PL reduz candidatos e deixa Flávio sem palanque na maioria de estados do NE
Flávio Bolsonaro (PL) vai contar com os palanques de apenas três candidatos ao governo no Nordeste. O número representa menos da metade do que seu pai, Jair Bolsonaro, teve na eleição de 2022: foram oito dos nove estados da região naquele ano. Eram palanques compostos por candidatos do PL ou por aliados de outros partidos que pediam votos ao ex-presidente.
De acordo com a campanha de Flávio, essa decisão segue uma estratégia nova para a região, cujo objetivo é reduzir a margem de votos de Lula por meio de apoios aos candidatos aos governos que possam derrotar o PT. Ou seja: fortalecer a corrida nos estados mesmo que os indicados para a disputa não peçam voto para Flávio.
Seguindo essa linha, o PL decidiu lançar ao governo apenas três candidatos próprios —em 2022, foram cinco.
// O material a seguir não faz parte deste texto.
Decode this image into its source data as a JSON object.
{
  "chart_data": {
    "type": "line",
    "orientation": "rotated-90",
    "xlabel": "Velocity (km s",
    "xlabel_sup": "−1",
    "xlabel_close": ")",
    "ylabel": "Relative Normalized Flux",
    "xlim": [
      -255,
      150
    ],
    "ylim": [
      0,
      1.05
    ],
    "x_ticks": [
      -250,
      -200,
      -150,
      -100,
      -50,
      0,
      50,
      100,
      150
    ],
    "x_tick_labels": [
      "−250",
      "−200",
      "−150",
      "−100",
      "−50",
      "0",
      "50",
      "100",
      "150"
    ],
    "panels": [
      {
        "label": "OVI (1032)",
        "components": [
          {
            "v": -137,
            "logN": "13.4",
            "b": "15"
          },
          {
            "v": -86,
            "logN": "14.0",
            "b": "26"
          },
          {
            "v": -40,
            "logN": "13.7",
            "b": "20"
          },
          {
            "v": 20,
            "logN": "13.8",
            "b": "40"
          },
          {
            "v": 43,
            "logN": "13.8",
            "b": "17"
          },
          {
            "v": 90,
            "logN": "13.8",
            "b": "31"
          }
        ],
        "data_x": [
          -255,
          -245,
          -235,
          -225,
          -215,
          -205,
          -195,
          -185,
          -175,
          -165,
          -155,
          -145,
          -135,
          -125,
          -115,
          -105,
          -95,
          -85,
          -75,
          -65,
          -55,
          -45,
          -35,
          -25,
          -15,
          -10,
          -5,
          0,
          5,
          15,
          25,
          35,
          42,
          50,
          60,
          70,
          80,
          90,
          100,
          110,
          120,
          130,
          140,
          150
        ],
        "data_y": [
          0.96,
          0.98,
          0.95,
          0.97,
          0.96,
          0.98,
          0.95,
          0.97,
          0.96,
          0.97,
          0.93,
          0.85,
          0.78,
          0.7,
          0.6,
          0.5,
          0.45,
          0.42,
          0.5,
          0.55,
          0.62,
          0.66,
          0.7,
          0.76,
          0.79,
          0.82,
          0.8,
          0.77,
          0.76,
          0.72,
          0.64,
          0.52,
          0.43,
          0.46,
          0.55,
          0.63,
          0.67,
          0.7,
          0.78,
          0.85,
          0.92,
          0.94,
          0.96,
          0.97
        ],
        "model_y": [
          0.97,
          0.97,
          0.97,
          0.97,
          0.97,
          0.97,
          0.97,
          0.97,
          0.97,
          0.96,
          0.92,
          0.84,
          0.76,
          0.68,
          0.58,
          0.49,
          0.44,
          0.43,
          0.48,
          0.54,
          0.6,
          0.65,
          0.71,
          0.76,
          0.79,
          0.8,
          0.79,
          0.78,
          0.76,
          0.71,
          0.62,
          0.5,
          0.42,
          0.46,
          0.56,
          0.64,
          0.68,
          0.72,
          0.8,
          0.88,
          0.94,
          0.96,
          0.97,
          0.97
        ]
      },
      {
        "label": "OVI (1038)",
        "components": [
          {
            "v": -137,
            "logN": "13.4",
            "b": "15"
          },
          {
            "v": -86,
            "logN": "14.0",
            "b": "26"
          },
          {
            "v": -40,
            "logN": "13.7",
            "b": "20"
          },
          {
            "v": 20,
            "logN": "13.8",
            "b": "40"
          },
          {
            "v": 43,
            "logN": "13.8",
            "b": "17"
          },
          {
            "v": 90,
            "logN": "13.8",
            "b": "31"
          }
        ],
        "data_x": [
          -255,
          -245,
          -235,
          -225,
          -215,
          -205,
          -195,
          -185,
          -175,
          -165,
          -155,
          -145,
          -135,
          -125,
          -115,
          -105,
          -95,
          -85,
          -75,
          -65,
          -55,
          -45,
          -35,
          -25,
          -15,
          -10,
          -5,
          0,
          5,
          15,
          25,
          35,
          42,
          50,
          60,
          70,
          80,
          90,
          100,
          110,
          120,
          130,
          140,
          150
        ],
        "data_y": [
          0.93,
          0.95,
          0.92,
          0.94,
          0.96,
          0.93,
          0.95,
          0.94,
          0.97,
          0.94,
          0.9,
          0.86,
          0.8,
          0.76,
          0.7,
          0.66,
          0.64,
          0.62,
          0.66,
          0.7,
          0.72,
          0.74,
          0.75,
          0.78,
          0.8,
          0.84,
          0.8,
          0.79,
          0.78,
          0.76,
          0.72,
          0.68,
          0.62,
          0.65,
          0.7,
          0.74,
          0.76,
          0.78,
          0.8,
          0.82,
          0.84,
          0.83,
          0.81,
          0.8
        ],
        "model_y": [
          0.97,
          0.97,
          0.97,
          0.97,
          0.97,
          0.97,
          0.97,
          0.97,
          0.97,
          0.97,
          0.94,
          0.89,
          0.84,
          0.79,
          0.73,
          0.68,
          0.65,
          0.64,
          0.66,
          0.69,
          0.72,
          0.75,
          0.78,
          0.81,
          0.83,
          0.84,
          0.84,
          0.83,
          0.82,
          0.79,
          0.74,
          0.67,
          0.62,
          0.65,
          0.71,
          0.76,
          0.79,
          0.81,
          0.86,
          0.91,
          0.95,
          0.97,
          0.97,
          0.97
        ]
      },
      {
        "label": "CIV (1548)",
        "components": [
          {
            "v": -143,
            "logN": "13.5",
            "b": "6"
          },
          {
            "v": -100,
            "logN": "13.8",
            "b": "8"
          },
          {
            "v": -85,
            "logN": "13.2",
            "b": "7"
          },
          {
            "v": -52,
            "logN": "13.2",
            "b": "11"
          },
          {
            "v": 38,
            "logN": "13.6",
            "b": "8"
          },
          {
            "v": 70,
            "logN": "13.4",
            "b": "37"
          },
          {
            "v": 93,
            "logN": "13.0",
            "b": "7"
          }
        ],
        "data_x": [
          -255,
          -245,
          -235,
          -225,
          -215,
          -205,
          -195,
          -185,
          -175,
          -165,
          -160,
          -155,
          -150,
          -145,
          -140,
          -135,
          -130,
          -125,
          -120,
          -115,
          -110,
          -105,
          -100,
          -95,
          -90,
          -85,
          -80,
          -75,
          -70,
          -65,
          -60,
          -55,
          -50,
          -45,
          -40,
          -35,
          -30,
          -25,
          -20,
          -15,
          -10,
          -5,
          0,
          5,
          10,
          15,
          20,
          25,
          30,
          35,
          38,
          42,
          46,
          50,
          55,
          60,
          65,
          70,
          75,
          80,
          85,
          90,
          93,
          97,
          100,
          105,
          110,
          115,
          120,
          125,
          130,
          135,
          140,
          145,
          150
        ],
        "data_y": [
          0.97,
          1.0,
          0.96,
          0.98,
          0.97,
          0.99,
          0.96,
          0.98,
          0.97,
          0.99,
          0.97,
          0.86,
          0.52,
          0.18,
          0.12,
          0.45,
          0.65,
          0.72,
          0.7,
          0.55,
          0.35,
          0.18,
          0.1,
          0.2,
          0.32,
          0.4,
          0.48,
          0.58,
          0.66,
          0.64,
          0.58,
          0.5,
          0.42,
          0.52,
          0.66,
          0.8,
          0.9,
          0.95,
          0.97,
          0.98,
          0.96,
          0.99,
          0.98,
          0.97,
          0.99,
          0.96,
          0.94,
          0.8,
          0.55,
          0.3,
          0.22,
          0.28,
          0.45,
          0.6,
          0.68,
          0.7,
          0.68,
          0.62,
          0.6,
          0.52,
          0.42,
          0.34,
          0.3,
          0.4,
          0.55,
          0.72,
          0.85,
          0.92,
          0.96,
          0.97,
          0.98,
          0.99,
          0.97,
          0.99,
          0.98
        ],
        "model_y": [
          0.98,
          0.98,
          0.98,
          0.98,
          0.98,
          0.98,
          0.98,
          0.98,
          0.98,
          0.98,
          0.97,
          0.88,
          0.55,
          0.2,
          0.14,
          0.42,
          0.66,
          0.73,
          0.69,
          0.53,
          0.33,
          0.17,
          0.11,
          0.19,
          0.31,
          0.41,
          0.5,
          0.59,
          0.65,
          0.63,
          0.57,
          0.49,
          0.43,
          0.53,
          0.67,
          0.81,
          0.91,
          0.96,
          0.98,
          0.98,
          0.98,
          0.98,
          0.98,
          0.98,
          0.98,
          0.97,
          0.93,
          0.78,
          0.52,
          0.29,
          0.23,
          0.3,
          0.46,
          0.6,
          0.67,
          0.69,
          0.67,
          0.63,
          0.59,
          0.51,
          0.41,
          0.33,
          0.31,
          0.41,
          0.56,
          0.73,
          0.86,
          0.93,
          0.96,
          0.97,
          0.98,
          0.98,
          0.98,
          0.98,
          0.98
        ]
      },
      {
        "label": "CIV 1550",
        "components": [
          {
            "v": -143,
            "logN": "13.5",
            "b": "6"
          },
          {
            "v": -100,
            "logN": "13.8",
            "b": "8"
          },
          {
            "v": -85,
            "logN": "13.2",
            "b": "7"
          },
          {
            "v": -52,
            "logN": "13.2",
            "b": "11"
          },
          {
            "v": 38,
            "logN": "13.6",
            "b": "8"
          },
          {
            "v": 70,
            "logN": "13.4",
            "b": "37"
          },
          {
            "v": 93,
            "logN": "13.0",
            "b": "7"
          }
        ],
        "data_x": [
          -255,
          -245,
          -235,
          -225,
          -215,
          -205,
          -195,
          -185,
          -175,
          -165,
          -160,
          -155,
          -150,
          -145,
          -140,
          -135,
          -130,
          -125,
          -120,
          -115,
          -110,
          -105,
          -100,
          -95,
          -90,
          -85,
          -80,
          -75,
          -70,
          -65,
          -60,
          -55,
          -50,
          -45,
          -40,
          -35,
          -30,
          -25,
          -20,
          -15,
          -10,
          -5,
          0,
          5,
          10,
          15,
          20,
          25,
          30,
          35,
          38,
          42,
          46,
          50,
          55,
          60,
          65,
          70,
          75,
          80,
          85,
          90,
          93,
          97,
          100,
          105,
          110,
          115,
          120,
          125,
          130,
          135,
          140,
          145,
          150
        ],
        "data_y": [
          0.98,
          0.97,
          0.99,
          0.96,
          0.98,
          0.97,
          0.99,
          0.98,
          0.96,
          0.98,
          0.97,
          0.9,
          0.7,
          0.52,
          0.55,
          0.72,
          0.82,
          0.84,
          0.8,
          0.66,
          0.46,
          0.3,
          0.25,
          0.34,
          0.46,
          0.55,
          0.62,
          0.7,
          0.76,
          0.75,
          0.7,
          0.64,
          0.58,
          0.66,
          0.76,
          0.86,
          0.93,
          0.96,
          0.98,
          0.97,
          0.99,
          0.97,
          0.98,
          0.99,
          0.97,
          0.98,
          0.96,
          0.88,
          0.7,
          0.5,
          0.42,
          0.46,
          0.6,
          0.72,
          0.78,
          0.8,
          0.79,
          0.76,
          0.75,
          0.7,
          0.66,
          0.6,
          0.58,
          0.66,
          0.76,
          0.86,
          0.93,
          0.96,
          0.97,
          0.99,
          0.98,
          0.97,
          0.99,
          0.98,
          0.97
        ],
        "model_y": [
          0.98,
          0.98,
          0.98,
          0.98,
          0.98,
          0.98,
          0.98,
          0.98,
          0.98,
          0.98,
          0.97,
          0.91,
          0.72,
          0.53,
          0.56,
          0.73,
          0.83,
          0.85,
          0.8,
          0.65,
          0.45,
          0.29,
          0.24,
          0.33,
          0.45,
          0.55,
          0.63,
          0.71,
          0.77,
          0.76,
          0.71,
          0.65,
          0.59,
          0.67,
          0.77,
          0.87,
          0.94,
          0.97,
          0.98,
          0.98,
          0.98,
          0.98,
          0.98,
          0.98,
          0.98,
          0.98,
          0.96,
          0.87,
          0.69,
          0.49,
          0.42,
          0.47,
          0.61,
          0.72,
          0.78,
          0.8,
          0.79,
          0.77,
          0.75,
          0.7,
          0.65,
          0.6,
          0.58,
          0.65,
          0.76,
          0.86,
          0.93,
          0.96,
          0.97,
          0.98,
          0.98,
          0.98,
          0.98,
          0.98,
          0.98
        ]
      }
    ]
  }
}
O partido formou coligação para apoiar outros quatro, de outras legendas, que têm força para derrotar a esquerda. Nenhum deles, no entanto, vai apoiar Flávio Bolsonaro.
O PT tem um plano diferente para o Nordeste. Todos os nomes lançados ou apoiados pelo partido pedem votos para Lula.
Na eleição passada, todos os bolsonaristas foram derrotados ainda no primeiro turno ou saíram da disputa por renúncia ou cassação da chapa. Lula, por outro lado, viu em 2022 seus aliados vencerem em oito estados — a exceção foi Pernambuco .
Agora, o PL terá candidatos próprios em apenas três dos nove estados: Paraíba (Efraim Filho), Rio Grande do Norte (Álvaro Dias) e Sergipe (Ricardo Marques). A nova estratégia tenta evitar a repetição das derrotas de 2022 e garante a Flávio esses palanques.
Em 2022, o PL focou na candidatura própria de Nilvan Ferreira na Paraíba (ficou em terceiro, com 18,68% dos votos) e de Fábio Dantas (Solidariedade) no Rio Grande do Norte (terminou em segundo, com 22,22%). Em Sergipe, a aposta era em Valmir de Francisquinho (PL), que liderava as pesquisas, mas cujo registro de candidatura foi negado na reta final da campanha .
Em Alagoas, o PL fez coligação com JHC (PSDB) para disputar o governo contra Renan Filho (MDB), apoiado por Lula.
JHC era filiado ao PL até abril, quando deixou o partido após a direção nacional negar a ele uma eventual candidatura ao Senado. A saída selou um afastamento do bolsonarismo (no qual havia mergulhado de cabeça no segundo turno da eleição de 2022) e que já era notado pela classe política desde 2023.
Em 2022, Jair Bolsonaro tinha uma situação oposta: um candidato ao governo que o apoiava, Fernando Collor (então no PTB), mas que não recebeu nenhum vídeo sequer pedindo votos a ele.
Na Bahia, o PL aderiu à candidatura de ACM Neto (União Brasil), único com chances de derrotar a reeleição de Jerônimo Rodrigues (PT). Mas ACM já avisou que vai apoiar o amigo Ronaldo Caiado (PSD) à Presidência —apesar de o PSD local apoiar o candidato do PT.